От этих слов у Петра на мгновение дыхание перехватило, и он с присущей юношам горячностью обнял друга. Правда, получилось слишком уж порывисто, и Долгоруков вновь исторгнул короткий стон.
– Ты бы, Петр Алексеевич, того… поаккуратнее, что ли… Больно ведь.
– Ничего. Вот заживет твоя рана, я окрепну, и поедем вместе по святым местам. А по пути еще и поохотимся.
– А как же жизнь положить служению России? Ить твои слова.
– А мы и послужим. Потом. Я же зарок дал, после того как Господь сподобил с того света вернуться. Но отчего бы, едучи в такие дали, да не развеяться дорогой. А дела государственные… Есть господа верховный тайный совет, пусть сами разбираются покуда.
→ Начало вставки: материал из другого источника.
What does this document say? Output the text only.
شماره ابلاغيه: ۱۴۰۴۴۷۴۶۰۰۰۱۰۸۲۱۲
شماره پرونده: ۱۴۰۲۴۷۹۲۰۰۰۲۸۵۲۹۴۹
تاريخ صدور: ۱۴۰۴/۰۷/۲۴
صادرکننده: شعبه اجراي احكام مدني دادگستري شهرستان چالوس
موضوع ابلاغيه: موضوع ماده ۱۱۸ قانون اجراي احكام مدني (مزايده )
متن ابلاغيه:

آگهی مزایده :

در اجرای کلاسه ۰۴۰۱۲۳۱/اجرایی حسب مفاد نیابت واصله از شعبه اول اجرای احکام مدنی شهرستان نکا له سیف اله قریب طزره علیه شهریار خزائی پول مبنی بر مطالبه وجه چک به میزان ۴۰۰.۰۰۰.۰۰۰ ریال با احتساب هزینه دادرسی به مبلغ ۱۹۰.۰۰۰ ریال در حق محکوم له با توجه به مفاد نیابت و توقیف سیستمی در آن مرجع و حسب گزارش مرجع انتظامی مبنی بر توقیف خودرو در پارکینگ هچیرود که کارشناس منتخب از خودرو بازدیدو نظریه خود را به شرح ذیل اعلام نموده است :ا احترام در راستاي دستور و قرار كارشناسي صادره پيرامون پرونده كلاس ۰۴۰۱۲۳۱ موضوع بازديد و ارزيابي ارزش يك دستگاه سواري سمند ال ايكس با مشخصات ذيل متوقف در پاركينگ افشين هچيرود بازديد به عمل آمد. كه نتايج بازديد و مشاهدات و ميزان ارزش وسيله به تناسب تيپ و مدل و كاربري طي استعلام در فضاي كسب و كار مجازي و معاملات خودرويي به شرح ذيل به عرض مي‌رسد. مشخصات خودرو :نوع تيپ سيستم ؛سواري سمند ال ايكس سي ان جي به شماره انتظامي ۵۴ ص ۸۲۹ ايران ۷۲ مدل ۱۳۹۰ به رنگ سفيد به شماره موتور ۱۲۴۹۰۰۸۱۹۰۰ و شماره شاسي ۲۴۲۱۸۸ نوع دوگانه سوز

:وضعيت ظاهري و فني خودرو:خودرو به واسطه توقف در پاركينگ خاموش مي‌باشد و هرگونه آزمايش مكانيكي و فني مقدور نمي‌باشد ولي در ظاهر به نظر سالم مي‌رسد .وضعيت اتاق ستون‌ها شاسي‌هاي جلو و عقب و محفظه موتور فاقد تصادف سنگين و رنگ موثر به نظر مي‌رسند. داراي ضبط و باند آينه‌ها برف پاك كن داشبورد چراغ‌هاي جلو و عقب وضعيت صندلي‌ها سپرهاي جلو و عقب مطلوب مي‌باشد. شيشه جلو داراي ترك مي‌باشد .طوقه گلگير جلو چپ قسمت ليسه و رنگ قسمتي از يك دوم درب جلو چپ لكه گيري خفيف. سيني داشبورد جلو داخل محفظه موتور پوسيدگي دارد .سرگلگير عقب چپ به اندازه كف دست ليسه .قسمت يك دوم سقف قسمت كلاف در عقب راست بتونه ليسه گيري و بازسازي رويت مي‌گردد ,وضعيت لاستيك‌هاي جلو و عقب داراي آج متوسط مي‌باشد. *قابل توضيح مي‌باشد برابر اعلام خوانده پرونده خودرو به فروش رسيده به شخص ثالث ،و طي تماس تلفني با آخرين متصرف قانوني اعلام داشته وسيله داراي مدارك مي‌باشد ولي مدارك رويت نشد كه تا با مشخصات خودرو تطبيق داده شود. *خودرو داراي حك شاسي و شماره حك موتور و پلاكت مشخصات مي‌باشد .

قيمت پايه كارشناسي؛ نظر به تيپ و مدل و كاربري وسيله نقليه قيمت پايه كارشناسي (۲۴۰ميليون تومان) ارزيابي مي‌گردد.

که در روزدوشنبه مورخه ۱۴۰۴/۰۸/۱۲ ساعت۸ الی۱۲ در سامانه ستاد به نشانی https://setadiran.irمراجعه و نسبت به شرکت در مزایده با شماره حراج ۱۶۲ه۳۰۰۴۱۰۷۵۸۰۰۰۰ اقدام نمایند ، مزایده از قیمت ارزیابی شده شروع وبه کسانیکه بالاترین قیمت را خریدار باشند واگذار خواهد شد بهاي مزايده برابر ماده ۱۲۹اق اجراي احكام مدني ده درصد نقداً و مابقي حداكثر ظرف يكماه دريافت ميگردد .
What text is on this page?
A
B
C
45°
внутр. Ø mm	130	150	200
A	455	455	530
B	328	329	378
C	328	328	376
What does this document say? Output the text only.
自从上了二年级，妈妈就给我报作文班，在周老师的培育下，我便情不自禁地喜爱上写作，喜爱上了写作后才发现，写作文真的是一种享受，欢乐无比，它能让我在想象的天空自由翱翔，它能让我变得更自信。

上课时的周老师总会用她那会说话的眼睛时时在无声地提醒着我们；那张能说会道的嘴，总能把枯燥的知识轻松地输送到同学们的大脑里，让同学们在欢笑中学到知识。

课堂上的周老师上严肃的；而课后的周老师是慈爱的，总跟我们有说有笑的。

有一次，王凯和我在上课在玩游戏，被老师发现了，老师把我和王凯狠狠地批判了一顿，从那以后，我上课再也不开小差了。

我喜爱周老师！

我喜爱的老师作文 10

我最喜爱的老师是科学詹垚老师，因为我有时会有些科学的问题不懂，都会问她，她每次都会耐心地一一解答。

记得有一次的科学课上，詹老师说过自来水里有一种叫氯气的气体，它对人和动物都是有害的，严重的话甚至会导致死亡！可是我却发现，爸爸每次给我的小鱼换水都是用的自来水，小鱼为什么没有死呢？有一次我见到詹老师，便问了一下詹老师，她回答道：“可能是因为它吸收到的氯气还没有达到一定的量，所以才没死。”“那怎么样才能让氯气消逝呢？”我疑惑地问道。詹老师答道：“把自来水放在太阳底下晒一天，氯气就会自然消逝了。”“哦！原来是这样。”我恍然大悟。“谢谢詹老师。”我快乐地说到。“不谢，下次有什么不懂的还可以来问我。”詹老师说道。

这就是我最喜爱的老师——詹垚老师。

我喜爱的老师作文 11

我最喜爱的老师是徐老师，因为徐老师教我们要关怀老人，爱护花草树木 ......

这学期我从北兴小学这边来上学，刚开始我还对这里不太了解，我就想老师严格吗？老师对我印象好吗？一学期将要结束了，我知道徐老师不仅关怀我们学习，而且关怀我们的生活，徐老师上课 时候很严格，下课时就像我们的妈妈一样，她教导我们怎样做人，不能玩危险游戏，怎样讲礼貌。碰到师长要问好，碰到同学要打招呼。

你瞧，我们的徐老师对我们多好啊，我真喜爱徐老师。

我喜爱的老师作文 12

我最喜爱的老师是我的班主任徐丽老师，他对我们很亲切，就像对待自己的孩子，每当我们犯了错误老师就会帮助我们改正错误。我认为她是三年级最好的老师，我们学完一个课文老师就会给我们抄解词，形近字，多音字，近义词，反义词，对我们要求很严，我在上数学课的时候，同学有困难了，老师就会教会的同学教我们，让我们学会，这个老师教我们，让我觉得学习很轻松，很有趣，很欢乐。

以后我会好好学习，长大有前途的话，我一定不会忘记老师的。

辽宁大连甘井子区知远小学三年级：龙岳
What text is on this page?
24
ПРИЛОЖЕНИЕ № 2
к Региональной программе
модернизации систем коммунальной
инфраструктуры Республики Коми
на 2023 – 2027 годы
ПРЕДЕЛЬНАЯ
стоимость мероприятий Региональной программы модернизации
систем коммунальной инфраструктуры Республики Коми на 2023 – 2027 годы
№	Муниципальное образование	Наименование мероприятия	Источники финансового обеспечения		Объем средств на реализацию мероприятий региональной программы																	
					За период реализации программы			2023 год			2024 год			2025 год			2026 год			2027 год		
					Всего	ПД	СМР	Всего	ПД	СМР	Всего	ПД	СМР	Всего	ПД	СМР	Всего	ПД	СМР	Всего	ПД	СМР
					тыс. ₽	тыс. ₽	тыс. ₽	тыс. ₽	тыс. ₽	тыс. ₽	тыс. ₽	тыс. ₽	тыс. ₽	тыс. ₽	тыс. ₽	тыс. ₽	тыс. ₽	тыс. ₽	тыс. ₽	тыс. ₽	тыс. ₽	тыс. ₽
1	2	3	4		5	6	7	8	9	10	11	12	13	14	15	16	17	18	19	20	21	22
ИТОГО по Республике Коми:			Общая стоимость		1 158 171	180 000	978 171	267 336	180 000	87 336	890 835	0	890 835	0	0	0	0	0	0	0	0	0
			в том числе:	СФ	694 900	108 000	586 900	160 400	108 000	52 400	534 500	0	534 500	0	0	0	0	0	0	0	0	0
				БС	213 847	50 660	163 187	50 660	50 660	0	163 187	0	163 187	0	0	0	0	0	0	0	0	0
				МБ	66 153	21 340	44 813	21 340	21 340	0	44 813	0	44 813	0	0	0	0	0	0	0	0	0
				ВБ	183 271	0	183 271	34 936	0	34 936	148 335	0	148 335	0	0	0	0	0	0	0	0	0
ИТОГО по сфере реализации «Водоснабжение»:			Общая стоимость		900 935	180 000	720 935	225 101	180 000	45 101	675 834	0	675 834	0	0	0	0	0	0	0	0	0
Я и тебя освободил.
– Как это?
– Да так. Остерман тут до меня прорвался, так я ему велел указ подготовить, чтобы освободить тебя от должности. Теперь все время рядом со мной будешь.
– А кого же вместо меня?
– Да Ягужинского, – беззаботно бросил Петр.
– Это Остерман предложил?
– Нет. Сам я, – растерянно ответил Петр. – Да какая нам разница, Иван. Главное, что вместе будем.
– Да я как бы…
– Понятно. Значит, не рад.
– Петр Алексеевич, да погоди ты. Рад я, рад. Да только ты сам посуди. Вот был я при должности, а тут вдруг раз…
– И тебе нужны звания, почести и должности большие, – горько вздохнул молодой император.
– Да пропади они пропадом, Петр Алексеевич. С тобой я, и это главное. А кем, то без разницы. Хочешь, денщиком буду?
– Денщиком у меня Василий, – засветившись улыбкой, возразил Петр. – Другом сердечным будешь, как и допрежь был. Дела великие станем творить, как дед мой. Мы такое тут завертим, куда ему и его наперснику Меншикову.
– А как скажешь, государь! Я на все согласный.
– Вот и ладно. Ты отдыхай. Сил набирайся. Да и я прилягу. Что-то устал я больно.
Ложь слетала с языка легко, словно он и сам верил в то, что говорил. Прислушавшись к себе, Петр вдруг понял, что так оно, по сути, и было. Во многое, что говорил, он искренне верил и даже стремился к тому. Вот, например, касаемо дружбы с Иваном, так сердце буквально пело оттого, что друг теперь будет с ним.
Иное было с обманом по поводу Трубецкого, Остермана и Ягужинского. Тут что-то внутри слегка противилось, но Петр без особого труда задавил это чувство. Нельзя ему рисковать. Один он. Один как перст.
Иван вроде и друг, и тянет к нему юношу, и в то же время доверия полного нет. Взять историю с венчанием, тестамент тот клятый. Вот вроде образумился, усадьбу очистил вмиг, гвардейцев подбил. А веры ему все одно нет. Вместо того чтобы всегда подле быть, в готовности прийти на подмогу, он ударился в загул, не зная, куда пристать, то ли к родне, то ли к Петру.